Illegal (sometimes called illicit) drugs can also interact with prescription drugs. The protease inhibitor ritonavir can also block the metabolism of the recreational drug ecstasy (MDMA, X). Very high levels of ecstasy in the body can be toxic. There has been one report from England of a death caused by this interaction. There may be similar potential for interactions with ketamine (Special K). The next issue of Treatment Review will contain a full report on what is known about potential drug interactions with illicit drugs.

Interaction Ground Rules: There are useful ground rules when it comes to drug interactions. If you take even just one dose of a drug that induces activity of p450 enzymes, it can take several days for p450 enzyme activity to return to normal. For example, if you finish a course of TB (tuberculosis) treatment with rifampin, you wouldn't want to start a protease inhibitor the next day - there would still be extra p450 enzyme activity and this would clear the protease inhibitor from your body too fast.

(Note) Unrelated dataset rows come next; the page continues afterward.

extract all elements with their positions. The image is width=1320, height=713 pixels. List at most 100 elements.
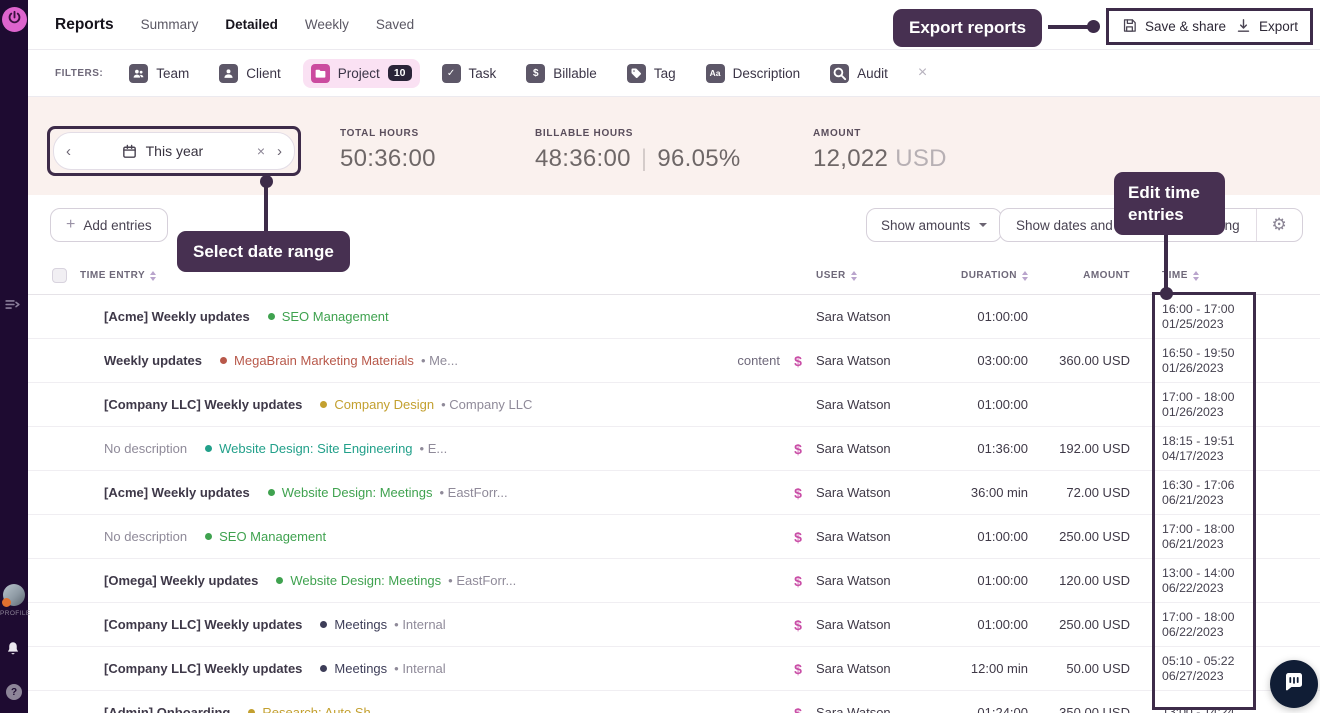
- table-row[interactable]: [Acme] Weekly updates Website Design: Mee…: [28, 471, 1320, 515]
- table-row[interactable]: No description Website Design: Site Engin…: [28, 427, 1320, 471]
- filter-chip-team[interactable]: Team: [121, 59, 197, 88]
- column-duration[interactable]: DURATION: [944, 270, 1046, 281]
- column-user[interactable]: USER: [816, 270, 944, 281]
- tab-detailed[interactable]: Detailed: [225, 17, 278, 32]
- column-time-entry[interactable]: TIME ENTRY: [80, 270, 716, 281]
- entry-description[interactable]: [Company LLC] Weekly updates: [104, 617, 302, 632]
- clear-date-icon[interactable]: ×: [257, 143, 265, 159]
- entry-description[interactable]: [Acme] Weekly updates: [104, 485, 250, 500]
- menu-expand-icon[interactable]: [4, 296, 21, 318]
- stat-label: TOTAL HOURS: [340, 128, 436, 139]
- entry-description[interactable]: [Acme] Weekly updates: [104, 309, 250, 324]
- profile-avatar[interactable]: [3, 584, 25, 606]
- filter-chip-label: Audit: [857, 66, 888, 81]
- billable-dollar-icon[interactable]: $: [780, 353, 816, 369]
- filter-chip-project[interactable]: Project10: [303, 59, 420, 88]
- select-all-checkbox[interactable]: [52, 268, 67, 283]
- entry-time-range[interactable]: 16:30 - 17:0606/21/2023: [1154, 478, 1320, 508]
- table-row[interactable]: [Acme] Weekly updatesSEO ManagementSara …: [28, 295, 1320, 339]
- filter-chip-task[interactable]: ✓Task: [434, 59, 505, 88]
- stat-billable-hours: BILLABLE HOURS 48:36:00|96.05%: [535, 128, 741, 173]
- save-share-button[interactable]: Save & share: [1121, 17, 1226, 37]
- project-icon: [311, 64, 330, 83]
- main-area: Reports Summary Detailed Weekly Saved Save …: [28, 0, 1320, 713]
- filter-chip-billable[interactable]: $Billable: [518, 59, 605, 88]
- billable-dollar-icon[interactable]: $: [780, 661, 816, 677]
- billable-dollar-icon[interactable]: $: [780, 485, 816, 501]
- tab-saved[interactable]: Saved: [376, 17, 414, 32]
- chevron-left-icon[interactable]: ‹: [66, 143, 71, 160]
- filter-chip-client[interactable]: Client: [211, 59, 289, 88]
- table-row[interactable]: Weekly updates MegaBrain Marketing Materi…: [28, 339, 1320, 383]
- billable-dollar-icon[interactable]: $: [780, 529, 816, 545]
- entry-time-range[interactable]: 16:50 - 19:5001/26/2023: [1154, 346, 1320, 376]
- table-row[interactable]: [Company LLC] Weekly updates Meetings• In…: [28, 647, 1320, 691]
- entry-duration: 03:00:00: [944, 353, 1046, 368]
- table-row[interactable]: [Omega] Weekly updates Website Design: Me…: [28, 559, 1320, 603]
- app-logo[interactable]: [2, 7, 27, 32]
- table-row[interactable]: No descriptionSEO Management$Sara Watson…: [28, 515, 1320, 559]
- table-row[interactable]: [Admin] Onboarding Research: Auto Sh... $S…: [28, 691, 1320, 713]
- entry-time-range[interactable]: 18:15 - 19:5104/17/2023: [1154, 434, 1320, 464]
- chevron-right-icon[interactable]: ›: [277, 143, 282, 160]
- chat-launcher-button[interactable]: [1270, 660, 1318, 708]
- entry-time-range[interactable]: 17:00 - 18:0006/21/2023: [1154, 522, 1320, 552]
- entry-description[interactable]: [Company LLC] Weekly updates: [104, 397, 302, 412]
- entry-description[interactable]: [Admin] Onboarding: [104, 705, 230, 713]
- entry-project[interactable]: Website Design: Site Engineering• E...: [205, 441, 447, 456]
- page-title: Reports: [55, 16, 114, 34]
- billable-dollar-icon[interactable]: $: [780, 573, 816, 589]
- entry-project[interactable]: Website Design: Meetings• EastForr...: [268, 485, 508, 500]
- entry-project[interactable]: Meetings• Internal: [320, 661, 445, 676]
- entry-project[interactable]: Meetings• Internal: [320, 617, 445, 632]
- entry-project[interactable]: Company Design• Company LLC: [320, 397, 532, 412]
- entry-description[interactable]: [Omega] Weekly updates: [104, 573, 258, 588]
- filter-chip-audit[interactable]: Audit: [822, 59, 896, 88]
- entry-project[interactable]: Research: Auto Sh...: [248, 705, 381, 713]
- entry-project[interactable]: MegaBrain Marketing Materials• Me...: [220, 353, 458, 368]
- callout-connector: [264, 183, 268, 232]
- notifications-bell-icon[interactable]: [4, 640, 22, 663]
- date-range-picker[interactable]: ‹ This year × ›: [53, 132, 295, 170]
- entry-time-range[interactable]: 17:00 - 18:0006/22/2023: [1154, 610, 1320, 640]
- entry-project[interactable]: SEO Management: [205, 529, 326, 544]
- table-row[interactable]: [Company LLC] Weekly updates Company Desi…: [28, 383, 1320, 427]
- entry-description[interactable]: No description: [104, 441, 187, 456]
- power-icon: [6, 9, 23, 31]
- date-range-value[interactable]: This year: [146, 143, 204, 159]
- clear-filters-icon[interactable]: ×: [918, 64, 927, 82]
- entry-time-range[interactable]: 16:00 - 17:0001/25/2023: [1154, 302, 1320, 332]
- add-entries-button[interactable]: + Add entries: [50, 208, 168, 242]
- client-name: • E...: [420, 441, 448, 456]
- column-time[interactable]: TIME: [1154, 270, 1320, 281]
- project-color-dot: [320, 621, 327, 628]
- entry-user: Sara Watson: [816, 705, 944, 713]
- tab-weekly[interactable]: Weekly: [305, 17, 349, 32]
- help-icon[interactable]: ?: [6, 684, 22, 700]
- entry-amount: 250.00 USD: [1046, 617, 1154, 632]
- billable-dollar-icon[interactable]: $: [780, 705, 816, 713]
- add-entries-label: Add entries: [83, 218, 151, 233]
- table-row[interactable]: [Company LLC] Weekly updates Meetings• In…: [28, 603, 1320, 647]
- save-share-label: Save & share: [1145, 19, 1226, 34]
- entry-project[interactable]: Website Design: Meetings• EastForr...: [276, 573, 516, 588]
- filter-chip-description[interactable]: AaDescription: [698, 59, 809, 88]
- entry-project[interactable]: SEO Management: [268, 309, 389, 324]
- entry-time-range[interactable]: 13:00 - 14:0006/22/2023: [1154, 566, 1320, 596]
- filter-chip-tag[interactable]: Tag: [619, 59, 684, 88]
- filter-chip-label: Billable: [553, 66, 597, 81]
- tab-summary[interactable]: Summary: [141, 17, 199, 32]
- show-amounts-dropdown[interactable]: Show amounts: [866, 208, 1002, 242]
- date-range-highlight-box: ‹ This year × ›: [47, 126, 301, 176]
- gear-icon[interactable]: ⚙: [1257, 209, 1302, 241]
- entry-description[interactable]: Weekly updates: [104, 353, 202, 368]
- entry-duration: 01:24:00: [944, 705, 1046, 713]
- entry-time-range[interactable]: 17:00 - 18:0001/26/2023: [1154, 390, 1320, 420]
- chat-icon: [1282, 670, 1306, 699]
- billable-dollar-icon[interactable]: $: [780, 617, 816, 633]
- billable-dollar-icon[interactable]: $: [780, 441, 816, 457]
- export-button[interactable]: Export: [1235, 17, 1298, 37]
- project-color-dot: [276, 577, 283, 584]
- entry-description[interactable]: No description: [104, 529, 187, 544]
- entry-description[interactable]: [Company LLC] Weekly updates: [104, 661, 302, 676]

When it comes to drugs competing for the same p450 enzymes, the effect only lasts until the drug is cleared from the system. This is an important difference, because it may mean that some minor drug interactions can be lessened simply by taking the drugs at different times. This is currently being investigated in a study of the protease inhibitor Crixivan and the antibiotic rifabutin (Mycobutin).